By the time the Forteo patents expired, Teva had not entered the market as allowed in the agreement, according to court documents.
Months later, in January 2020, Lilly filed a supplement to its Forteo application, which the Food and Drug Administration approved in November 2020, giving the company an extra three years of regulatory exclusivity, ending on Nov. 16, 2023.
Over those three years, no generic manufacturer, including Teva, could compete with Forteo.
Teva also asserts that the FDA confirmed in the summer of 2023 that it had “satisfied all the regulatory requirements.” But Teva said Lilly’s supplement kept it from obtaining final approval, according to court documents.
Teva filed its lawsuit in November 2024, saying the settlement agreement had not expired, meaning Lilly was still obliged not to interfere or prevent Teva from receiving approval for its generic version of Forteo.
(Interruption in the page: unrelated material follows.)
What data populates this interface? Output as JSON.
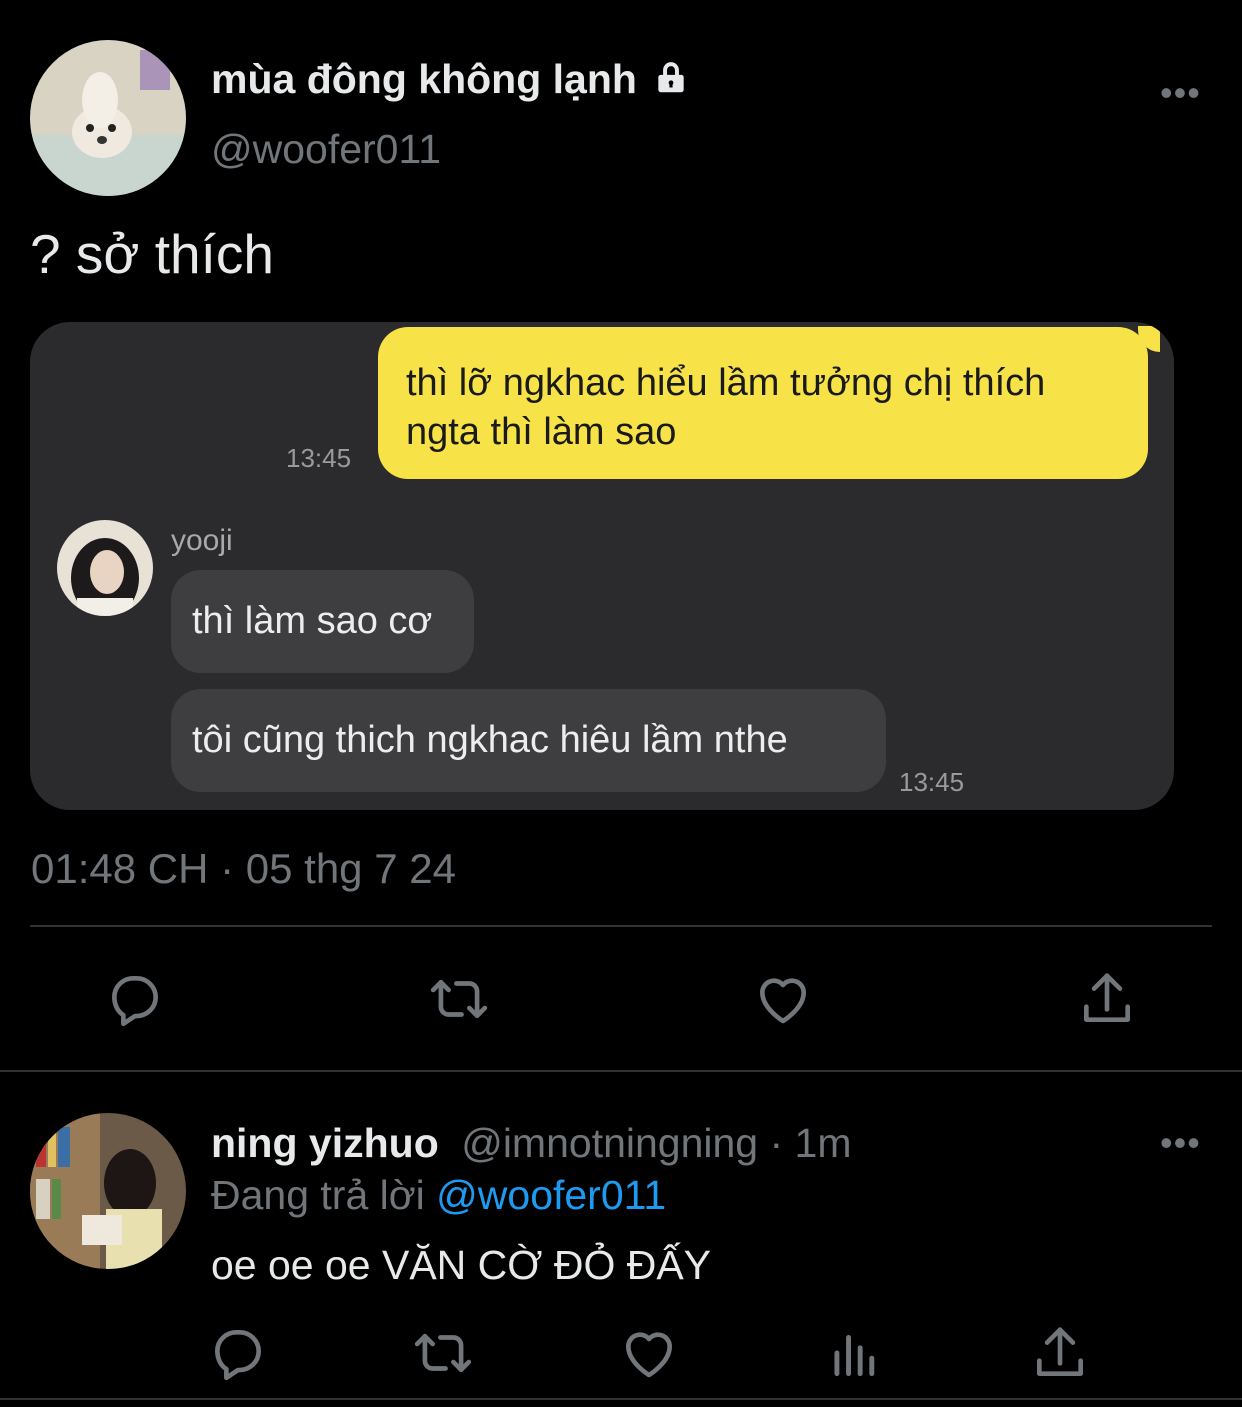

Lilly moved to dismiss the case because Teva had not provided a specific end date for the settlement agreement, to which Southern District of Indiana Judge Matthew Brookman agreed.
But the 7th Circuit believes that analysis “misapplied” the federal civil pleading standards.
“In opposing the motion to dismiss, Teva did not need to take a position any more specific than that the relevant covenants were still ‘in effect’ at the times of the alleged breaches,” said Circuit Court Judge David Hamilton, writing for the three-judge panel on Monday.
Hamilton said a contract, such as the settlement agreement, does not have to spell out an end date, but rather, contract law supplies a “default rule”: The contract is effective for a “reasonable time.”
However, it is still unclear what a “reasonable time” means under this specific contract. That question, Hamilton said, cannot be decided on the pleadings stage alone.